Unfortunately, there's no "best-match" type checking in Boost.Python; when trying to convert a Python object to a particular C++ type, it simply runs over a list of all the converters registered (using RTTI) for that C++ type.

Each of those converters then gets a chance to check whether it "matches" the Python object; if it thinks it does, none of the other converters get tried.

I'd guess that's what's happening to you - implicitly_convertible doesn't really do enough work in that match stage, so the first conversion you've registered says "I match!" and then fails by throwing an exception.

The fix might be in how you've written your vector<> conversions; when given a list or tuple that contains the wrong element type, they need to report that they "don't match", rather than matching any list or tuple and then throwing an exception when the element type is incorrect.

Good luck!

Jim Bosch

I change my vector<> conversion(see it in my last reply) to add specialization for int, float, string etc.
I added type check in convertible() function:

   template <>
   struct vector_from_python <float>
   {
       vector_from_python()
       {
           python::converter::registry::push_back(&convertible, &construct,
python::type_id<vector<float> >());
       }

       static void* convertible(PyObject* obj_ptr)
       {
           if (!(PyList_Check(obj_ptr) || PyTuple_Check(obj_ptr)
                 || PyIter_Check(obj_ptr)  || PyRange_Check(obj_ptr))) {
               return 0;
           }

PyObject * first_obj = PyObject_GetItem(obj_ptr, PyInt_FromLong(0));
           if( !PyObject_TypeCheck(first_obj, &PyFloat_Type) ) {
               return 0;
           }

           return obj_ptr;
       }


       static void construct(PyObject* obj_ptr,
python::converter::rvalue_from_python_stage1_data* data)
       {
           void* storage =
((python::converter::rvalue_from_python_storage<vector<float> >*)
                            data)->storage.bytes;
           new (storage) vector<float>();

           data->convertible = storage;

           vector<float>& result = *((vector<float>*) storage);

           python::handle<> obj_iter(PyObject_GetIter(obj_ptr));

           while(1) {
               python::handle<>
py_elem_hdl(python::allow_null(PyIter_Next(obj_iter.get())));
               if (PyErr_Occurred()) {
                   python::throw_error_already_set();
               }

               if (!py_elem_hdl.get()) {
                   break;
               }

               python::object py_elem_obj(py_elem_hdl);
               python::extract<float> elem_proxy(py_elem_obj);
               result.push_back(elem_proxy());
           }
       }
   };

This time the implicit type conversion works perfectly.

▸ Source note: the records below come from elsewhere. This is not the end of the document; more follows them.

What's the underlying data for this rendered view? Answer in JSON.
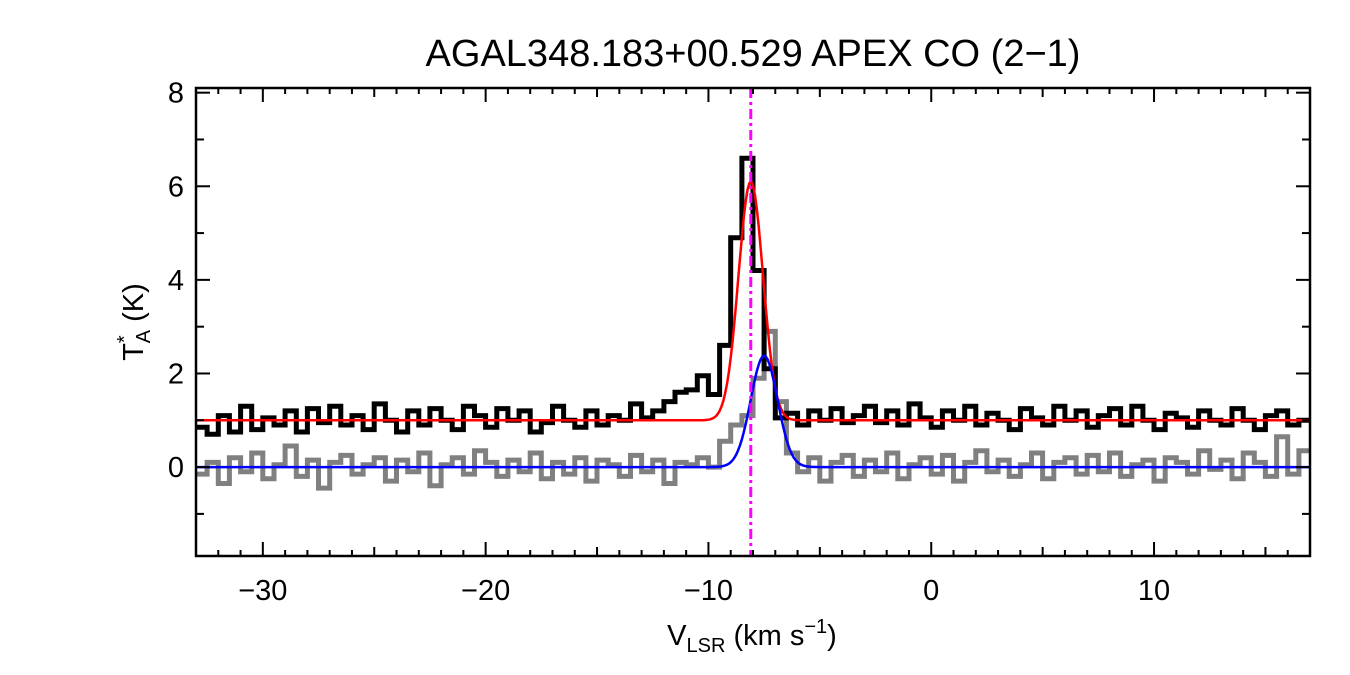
{
  "chart_data": {
    "type": "line",
    "title": "AGAL348.183+00.529  APEX CO (2−1)",
    "xlabel": {
      "main": "V",
      "sub": "LSR",
      "rest": " (km s",
      "sup": "−1",
      "close": ")"
    },
    "ylabel": {
      "main": "T",
      "sup": "*",
      "sub": "A",
      "rest": " (K)"
    },
    "xlim": [
      -33,
      17
    ],
    "ylim": [
      -1.9,
      8.1
    ],
    "x_ticks": [
      {
        "value": -30,
        "label": "−30"
      },
      {
        "value": -20,
        "label": "−20"
      },
      {
        "value": -10,
        "label": "−10"
      },
      {
        "value": 0,
        "label": "0"
      },
      {
        "value": 10,
        "label": "10"
      }
    ],
    "y_ticks": [
      {
        "value": 0,
        "label": "0"
      },
      {
        "value": 2,
        "label": "2"
      },
      {
        "value": 4,
        "label": "4"
      },
      {
        "value": 6,
        "label": "6"
      },
      {
        "value": 8,
        "label": "8"
      }
    ],
    "grid": false,
    "vline": {
      "x": -8.1,
      "color": "#ff00ff",
      "style": "dash-dot"
    },
    "series": [
      {
        "kind": "spectrum",
        "color": "#000000",
        "offset": 1.0,
        "x": [
          -33.0,
          -32.5,
          -32.0,
          -31.5,
          -31.0,
          -30.5,
          -30.0,
          -29.5,
          -29.0,
          -28.5,
          -28.0,
          -27.5,
          -27.0,
          -26.5,
          -26.0,
          -25.5,
          -25.0,
          -24.5,
          -24.0,
          -23.5,
          -23.0,
          -22.5,
          -22.0,
          -21.5,
          -21.0,
          -20.5,
          -20.0,
          -19.5,
          -19.0,
          -18.5,
          -18.0,
          -17.5,
          -17.0,
          -16.5,
          -16.0,
          -15.5,
          -15.0,
          -14.5,
          -14.0,
          -13.5,
          -13.0,
          -12.5,
          -12.0,
          -11.5,
          -11.0,
          -10.5,
          -10.0,
          -9.5,
          -9.0,
          -8.5,
          -8.0,
          -7.5,
          -7.0,
          -6.5,
          -6.0,
          -5.5,
          -5.0,
          -4.5,
          -4.0,
          -3.5,
          -3.0,
          -2.5,
          -2.0,
          -1.5,
          -1.0,
          -0.5,
          0.0,
          0.5,
          1.0,
          1.5,
          2.0,
          2.5,
          3.0,
          3.5,
          4.0,
          4.5,
          5.0,
          5.5,
          6.0,
          6.5,
          7.0,
          7.5,
          8.0,
          8.5,
          9.0,
          9.5,
          10.0,
          10.5,
          11.0,
          11.5,
          12.0,
          12.5,
          13.0,
          13.5,
          14.0,
          14.5,
          15.0,
          15.5,
          16.0,
          16.5
        ],
        "y": [
          0.85,
          0.7,
          1.1,
          0.75,
          1.3,
          0.8,
          1.05,
          0.9,
          1.2,
          0.75,
          1.25,
          0.95,
          1.3,
          0.9,
          1.1,
          0.8,
          1.35,
          1.0,
          0.75,
          1.2,
          0.9,
          1.25,
          1.0,
          0.8,
          1.3,
          1.1,
          0.85,
          1.25,
          1.0,
          1.2,
          0.75,
          0.95,
          1.3,
          1.0,
          0.85,
          1.2,
          0.9,
          1.1,
          1.0,
          1.35,
          1.05,
          1.2,
          1.4,
          1.6,
          1.65,
          1.95,
          1.55,
          2.6,
          4.9,
          6.6,
          4.2,
          2.1,
          1.05,
          1.15,
          0.9,
          1.2,
          1.0,
          1.25,
          0.95,
          1.1,
          1.3,
          0.95,
          1.2,
          0.9,
          1.35,
          1.05,
          0.85,
          1.2,
          1.0,
          1.3,
          0.9,
          1.15,
          1.0,
          0.8,
          1.25,
          1.05,
          0.9,
          1.3,
          1.0,
          1.2,
          0.85,
          1.1,
          1.25,
          0.9,
          1.3,
          1.0,
          0.8,
          1.15,
          1.05,
          0.85,
          1.2,
          1.0,
          0.9,
          1.25,
          1.0,
          0.8,
          1.1,
          1.2,
          0.9,
          1.0
        ]
      },
      {
        "kind": "spectrum",
        "color": "#808080",
        "offset": 0.0,
        "x": [
          -33.0,
          -32.5,
          -32.0,
          -31.5,
          -31.0,
          -30.5,
          -30.0,
          -29.5,
          -29.0,
          -28.5,
          -28.0,
          -27.5,
          -27.0,
          -26.5,
          -26.0,
          -25.5,
          -25.0,
          -24.5,
          -24.0,
          -23.5,
          -23.0,
          -22.5,
          -22.0,
          -21.5,
          -21.0,
          -20.5,
          -20.0,
          -19.5,
          -19.0,
          -18.5,
          -18.0,
          -17.5,
          -17.0,
          -16.5,
          -16.0,
          -15.5,
          -15.0,
          -14.5,
          -14.0,
          -13.5,
          -13.0,
          -12.5,
          -12.0,
          -11.5,
          -11.0,
          -10.5,
          -10.0,
          -9.5,
          -9.0,
          -8.5,
          -8.0,
          -7.5,
          -7.0,
          -6.5,
          -6.0,
          -5.5,
          -5.0,
          -4.5,
          -4.0,
          -3.5,
          -3.0,
          -2.5,
          -2.0,
          -1.5,
          -1.0,
          -0.5,
          0.0,
          0.5,
          1.0,
          1.5,
          2.0,
          2.5,
          3.0,
          3.5,
          4.0,
          4.5,
          5.0,
          5.5,
          6.0,
          6.5,
          7.0,
          7.5,
          8.0,
          8.5,
          9.0,
          9.5,
          10.0,
          10.5,
          11.0,
          11.5,
          12.0,
          12.5,
          13.0,
          13.5,
          14.0,
          14.5,
          15.0,
          15.5,
          16.0,
          16.5
        ],
        "y": [
          -0.15,
          0.1,
          -0.35,
          0.2,
          -0.1,
          0.3,
          -0.25,
          0.05,
          0.45,
          -0.2,
          0.15,
          -0.45,
          0.1,
          0.25,
          -0.15,
          0.05,
          0.2,
          -0.3,
          0.15,
          -0.1,
          0.3,
          -0.4,
          0.05,
          0.2,
          -0.15,
          0.35,
          0.1,
          -0.2,
          0.15,
          -0.1,
          0.3,
          -0.25,
          0.1,
          -0.15,
          0.2,
          -0.3,
          0.15,
          0.05,
          -0.2,
          0.25,
          -0.1,
          0.15,
          -0.35,
          0.1,
          0.05,
          0.2,
          0.0,
          0.55,
          0.9,
          1.1,
          1.9,
          2.9,
          1.4,
          0.3,
          -0.1,
          0.2,
          -0.3,
          0.1,
          0.25,
          -0.2,
          0.15,
          -0.1,
          0.3,
          -0.25,
          0.05,
          0.2,
          -0.15,
          0.25,
          -0.3,
          0.1,
          0.35,
          -0.1,
          0.15,
          -0.2,
          0.05,
          0.3,
          -0.25,
          0.1,
          0.2,
          -0.15,
          0.25,
          -0.1,
          0.3,
          -0.2,
          0.05,
          0.15,
          -0.3,
          0.2,
          0.1,
          -0.15,
          0.35,
          -0.05,
          0.15,
          -0.25,
          0.3,
          0.1,
          -0.2,
          0.65,
          -0.15,
          0.35
        ]
      },
      {
        "kind": "gaussian",
        "color": "#ff0000",
        "baseline": 1.0,
        "amplitude": 5.1,
        "center": -8.1,
        "sigma": 0.55
      },
      {
        "kind": "gaussian",
        "color": "#0000ff",
        "baseline": 0.0,
        "amplitude": 2.38,
        "center": -7.5,
        "sigma": 0.6
      }
    ]
  }
}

But I got a new problem: the memory leak! The memory leak happens only for float type, whenever I convert the float list in python to vector of float in c++, the memory for float list is leaked. I put the call in a function, and called the gc.collect()
after exit the function, the memory is still not recycled.

Why is the memory of the python list is not freed after exit the scope?